The Pound to Euro exchange rate trended largely sideways in March, as the clock counted down to Brexit day, writes Ben Scott of Global Reach.
Pound hits highs while data registers lows
The end of February and early March saw the Pound hit two-year highs against the Euro, and seven-month highs against the US Dollar as Brexit developments unfolded.
The British currency was buoyed when Jeremy Corbyn backed a second referendum, and the possibility of an Article 50 extension came to light.
However, economic data at the start of March didn’t paint a pretty picture of the British economy. The UK construction sector entered contraction in February and increased the likelihood of a recession in the sector in Q1.
The early days of April have shown the sector is still struggling and stagnating with weak figures attributed to Brexit uncertainty, which has seen businesses less committal when it comes to new projects.
Economist Rebecca Larkin stated: ‘The climate of uncertainty has kept the pause button pressed on investments in new office space, particularly the higher-value towers that have driven activity since the recession.’
Central bank dovishness
The Euro weakened to multi-year lows at the start of the month after the European Central Bank (ECB) took a dovish stance on monetary policy and said interest rates would remain low for the rest of the year. The prospect of further monetary stimulus from the central bank to encourage economic growth also weakened the Euro, and subsequent data releases haven’t boded well for EUR strength either.
ECB President Mario Draghi suggested that US President Donald Trump’s trade wars had had a great impact, and that the central bank would be starting a new round of cheap loans to Eurozone banks to spur growth.
The central bank also opted to cut its growth expectations, forecasting only 1.1% growth in the bloc in 2019, down from its previous estimate of 1.7%. The Euro dropped to a three-week low on the news.
Economic data out of the Eurozone in March confirmed fears the currency bloc was in the grips of a slowdown. Factory output for the bloc came in at its lowest level in five years, while the German manufacturing sector shrunk at its quickest pace in six-and-a-half-years. While slowdowns in Germany, Italy, and France may have encouraged the ECB to cut its growth forecasts, Mario Draghi suggested that the bank thought the chances of a recession would be ‘very low’.

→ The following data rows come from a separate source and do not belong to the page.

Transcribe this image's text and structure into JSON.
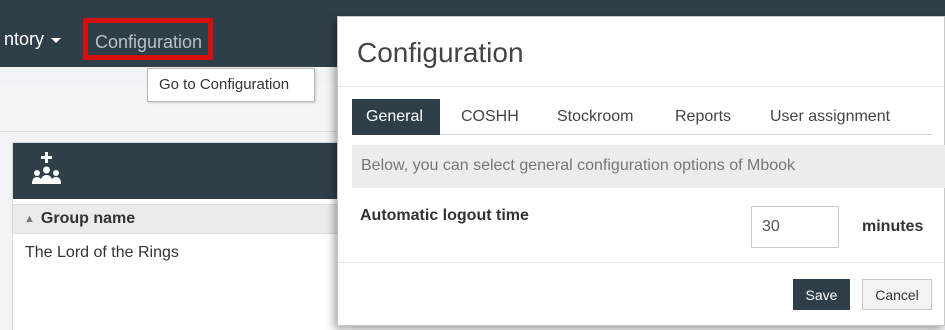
{
  "nav": {
    "inventory_label": "ntory",
    "configuration_label": "Configuration",
    "tooltip": "Go to Configuration"
  },
  "groups": {
    "column_header": "Group name",
    "rows": [
      "The Lord of the Rings"
    ]
  },
  "modal": {
    "title": "Configuration",
    "tabs": [
      {
        "label": "General",
        "active": true
      },
      {
        "label": "COSHH",
        "active": false
      },
      {
        "label": "Stockroom",
        "active": false
      },
      {
        "label": "Reports",
        "active": false
      },
      {
        "label": "User assignment",
        "active": false
      }
    ],
    "intro": "Below, you can select general configuration options of Mbook",
    "logout_label": "Automatic logout time",
    "logout_value": "30",
    "logout_unit": "minutes",
    "save_label": "Save",
    "cancel_label": "Cancel"
  },
  "colors": {
    "navbar": "#2f3f4a",
    "highlight": "#d70e0e"
  },
  "icons": {
    "group_add": "group-add-icon",
    "sort": "sort-up-icon",
    "dropdown": "caret-down-icon"
  }
}
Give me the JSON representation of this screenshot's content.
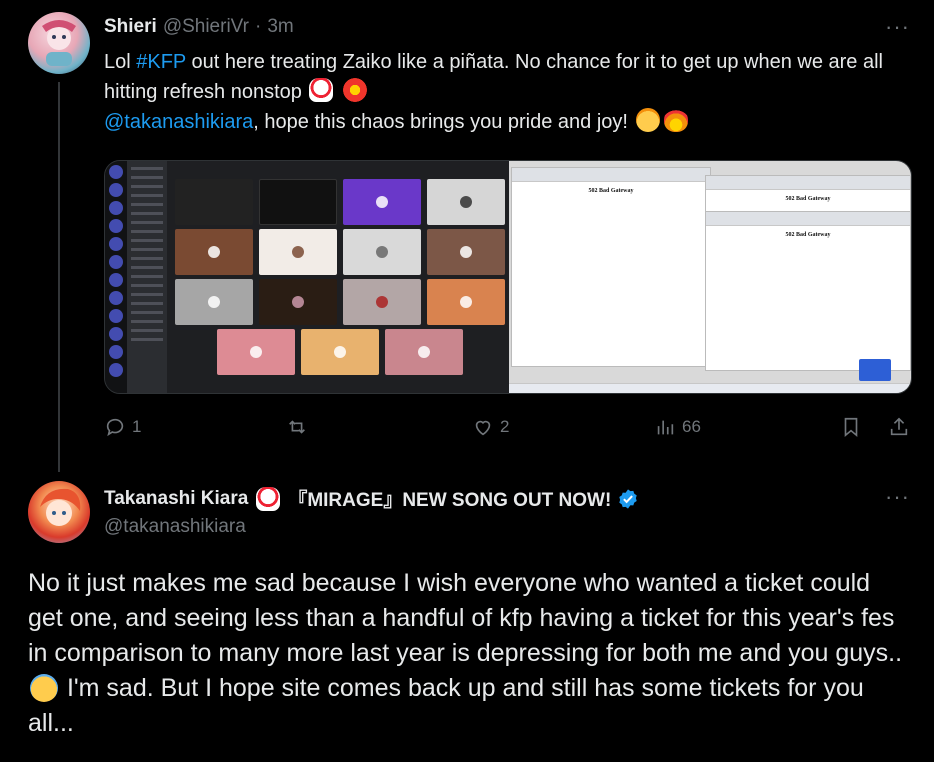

Meanwhile, on the 21st March, the Bank of England (BoE) also left interest rates on hold as it attempted to offer the UK economy some protection while Brexit was ongoing. The central bank also stated that 80% of British businesses had prepared themselves from a hard Brexit. However, companies are unable to protect themselves against disrupted supply chains which may be a result of a no-deal scenario and need to prepare for potential currency volatility. At the same time, Sterling was feeling the heat as Theresa May angled for an extension of Article 50 amid speculation that May’s deal would be unlikely to gain the support it needed in parliament.
In positive news, UK consumer spending still seemed to be noting an upswing, with retail sales climbing by 0.4% in February, rather than dropping by -0.4% as expected. Pantheon Chief UK Economist Samuel Tombs said: ‘February’s Retail Sales figures show that the improving trend in real wages, and not the uncertainty created by the Brexit saga, is the dominant influence on households’ spending at present.’
By the end of March, Brexit had gotten the better of the Pound, which hit three-week lows against the US Dollar and was on target for its worst month since October.
The decline came after MPs voted down Theresa May’s Brexit deal for the third time in a last-ditch attempt. Sterling was pressured lower as the threat of a no-deal Brexit rose, and speculation regarding a longer extension circulated.
GBP/EUR exchange rate forecast
The Pound is likely to be driven mainly by Brexit as developments continue. This week could be especially significant as cross-party talks stall, and there are only days left before the EU’s deadline—Britain is scheduled to leave the union at 11pm on Friday.
While in March the Pound had been this year’s best Group of 10 performer, there’s still a lot of uncertainty which needs to be ironed out before Sterling will be offered any stability.
In the meantime, comments from central banks could also sway the GBP/EUR exchange rate. More dovish comments could put pressure on the Euro, and poor economic data may also create Euro losses. The European Union will also be holding a round of elections soon, which could create political uncertainty in the bloc and be another factor to influence the Euro.